Раввин долго молчал, раздумывая. Гурьев не торопил старика. Он даже веки опустил и накрыл левую руку, сжатую в кулак, ладонью правой, чтобы не мешать раввину своим ожиданием ответа. Мудра Дзэн, последний, девятый знак Кудзи-Кири, дающий защиту Творца, делающий невидимым для врагов. В том числе для тех, которых иногда называют Врагами – с большой буквы. Раввин вдруг поднялся:
— Идём со мной, реб Янкель. Тебе одному не стоит, а меня там знают… Мне скажут. Идём.
Гурьев встал и последовал за раввином. Они вышли за ворота синагоги и зашагали по улице, миновали несколько дворов. Раввин остановился напротив выкрашенных зелёной краской глухих ворот, постучал в калитку. Раздался тяжелый, хриплый собачий лай. Кавказец, определил Гурьев. Основательная публика. Ну, посмотрим.
Калитка открылась, появился дядька, одетый по-крестьянски – даже в поддёвке. Еврея в нём выдавали только явно семитские черты лица, а так – кулачина кулачиной, мысленно усмехнулся Гурьев. Увидев раввина, дядька чуть поклонился, покосившись на Гурьева:
— Шолом алэйхем, ребе. Попрошу в дом.
— Шолэм, реб Арон. Борух дома?
— Дома, ребе. Проходите.
— Это реб Янкель, — кивнул на Гурьева раввин. — Заходи, сынок.
Гурьев вошёл, поздоровался коротко, тоже на идиш. Лицо у дядьки чуть разгладилось, и он махнул рукой, приглашая гостей внутрь.
Дом был большой, и хозяйство, судя по хозяину и хозяйке, крепкое, хоть и тяжестью какой-то, не очень весёлой, веяло из всех углов. Только три девушки, сидевшие за столом с книжками недалеко от печки, уставились на гостя без всякого страха и настороженности, зато с любопытством и интересом. И глазками застрочили, как положено. Вот где я её спрячу, решил Гурьев. Вот тут – ни за что вы до неё не доберётесь. Ни те, ни эти. Отличная мысль. Отличная. А тяжесть – это мы враз ликвидируем.

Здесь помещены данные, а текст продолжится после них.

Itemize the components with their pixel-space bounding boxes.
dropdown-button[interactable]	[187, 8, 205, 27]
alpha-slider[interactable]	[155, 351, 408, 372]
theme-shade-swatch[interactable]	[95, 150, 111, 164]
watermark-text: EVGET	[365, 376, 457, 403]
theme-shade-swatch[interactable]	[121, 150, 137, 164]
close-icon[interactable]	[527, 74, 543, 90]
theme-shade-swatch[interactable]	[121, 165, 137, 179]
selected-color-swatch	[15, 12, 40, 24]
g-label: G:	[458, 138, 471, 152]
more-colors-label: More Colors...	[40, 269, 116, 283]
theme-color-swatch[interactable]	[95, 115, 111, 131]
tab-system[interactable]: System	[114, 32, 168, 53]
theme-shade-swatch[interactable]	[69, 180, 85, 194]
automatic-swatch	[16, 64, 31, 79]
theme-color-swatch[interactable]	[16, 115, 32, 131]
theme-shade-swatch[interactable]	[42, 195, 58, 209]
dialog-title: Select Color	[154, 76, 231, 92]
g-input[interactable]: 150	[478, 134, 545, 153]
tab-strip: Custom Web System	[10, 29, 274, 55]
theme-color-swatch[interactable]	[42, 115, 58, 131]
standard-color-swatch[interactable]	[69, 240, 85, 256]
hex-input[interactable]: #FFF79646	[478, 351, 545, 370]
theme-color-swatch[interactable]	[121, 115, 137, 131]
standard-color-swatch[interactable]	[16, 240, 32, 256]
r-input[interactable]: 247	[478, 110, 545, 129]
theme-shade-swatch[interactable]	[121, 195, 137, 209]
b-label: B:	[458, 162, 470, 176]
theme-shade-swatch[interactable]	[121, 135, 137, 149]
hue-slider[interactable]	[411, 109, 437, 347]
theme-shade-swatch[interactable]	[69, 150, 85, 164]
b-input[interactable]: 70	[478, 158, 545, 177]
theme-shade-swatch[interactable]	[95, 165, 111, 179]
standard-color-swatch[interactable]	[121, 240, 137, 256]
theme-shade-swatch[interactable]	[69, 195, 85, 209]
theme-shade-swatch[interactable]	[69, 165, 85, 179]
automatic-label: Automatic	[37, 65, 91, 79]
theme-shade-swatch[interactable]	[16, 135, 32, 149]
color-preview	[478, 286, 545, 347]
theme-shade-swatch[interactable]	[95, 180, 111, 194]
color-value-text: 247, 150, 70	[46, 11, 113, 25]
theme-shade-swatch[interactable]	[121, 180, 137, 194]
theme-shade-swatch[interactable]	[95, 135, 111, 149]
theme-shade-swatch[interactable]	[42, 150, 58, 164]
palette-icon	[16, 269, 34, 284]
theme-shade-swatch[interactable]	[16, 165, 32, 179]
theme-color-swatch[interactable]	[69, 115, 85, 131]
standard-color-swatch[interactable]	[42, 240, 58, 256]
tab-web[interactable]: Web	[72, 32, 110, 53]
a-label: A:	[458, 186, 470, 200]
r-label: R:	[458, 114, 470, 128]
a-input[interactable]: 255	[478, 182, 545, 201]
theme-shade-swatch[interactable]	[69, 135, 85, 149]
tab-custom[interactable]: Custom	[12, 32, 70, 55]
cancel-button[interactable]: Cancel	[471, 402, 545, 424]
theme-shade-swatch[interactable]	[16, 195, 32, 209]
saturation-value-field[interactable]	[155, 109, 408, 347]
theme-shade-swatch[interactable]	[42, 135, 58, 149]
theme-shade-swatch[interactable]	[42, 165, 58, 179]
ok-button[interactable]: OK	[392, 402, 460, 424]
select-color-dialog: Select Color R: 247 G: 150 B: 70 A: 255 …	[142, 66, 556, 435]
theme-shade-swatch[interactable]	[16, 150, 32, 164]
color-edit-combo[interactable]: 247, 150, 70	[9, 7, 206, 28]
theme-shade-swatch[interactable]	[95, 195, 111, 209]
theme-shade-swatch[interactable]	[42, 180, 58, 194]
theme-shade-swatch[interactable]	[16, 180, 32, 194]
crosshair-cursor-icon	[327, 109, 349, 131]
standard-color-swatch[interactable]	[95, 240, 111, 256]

Дядька что-то буркнул на идиш, — Гурьев не разобрал, что, и девчонки, побросав книжки, хихикая и продолжая стрелять в гостя глазами, порскнули куда-то в глубину дома. Хозяин усадил раввина во главу стола, Гурьева – справа, сам сел слева. И посмотрел на гостей:
— Что за дело, ребе?
— Позови Боруха, реб Арон. У реб Янкеля вопрос к нему.
— А я не отвечу?
— Навряд ли, — вздохнул Гурьев.
Дядька посмотрел на него, спросил по-русски:
— Ты кто, человече? Не блатной, не мусор. Что-то не разберу я твою масть.
— Нет у меня масти, дядя Арон, — Гурьев чуть наклонил голову к левому плечу. — Не складывается с мастями. Я сам по себе.
— Ну, добре, — кивнул после паузы хозяин. — Договоримся, может. Борух! Сюда иди, охламон!
На зов появился здоровенный, как заправский биндюжник, парень в рубахе навыпуск, со встрепанными волосьями. Увидев гостей, сноровисто заправился, пригладил ладонью причёску:
— Здрассьте, ребе. Чего звали, татэ?
— Присядь, — кивнул дядька. — Поговори с человеком. Да не вертись, как угорь. Понял?
— Чего не понять, — парень подошёл к столу, отставил табурет, сел. — Можно и поговорить, если надо. Спрашивайте.
Раввин кивнул, и Гурьев, прищурившись, спросил:
— Тебе такая фамилия – Чердынцев – знакома?
— А-а-а, — криво усмехнулся парень, — Моряк, с печки бряк…
— Говори, что спрашивают, — хмуро проворчал дядька, не глядя на парня.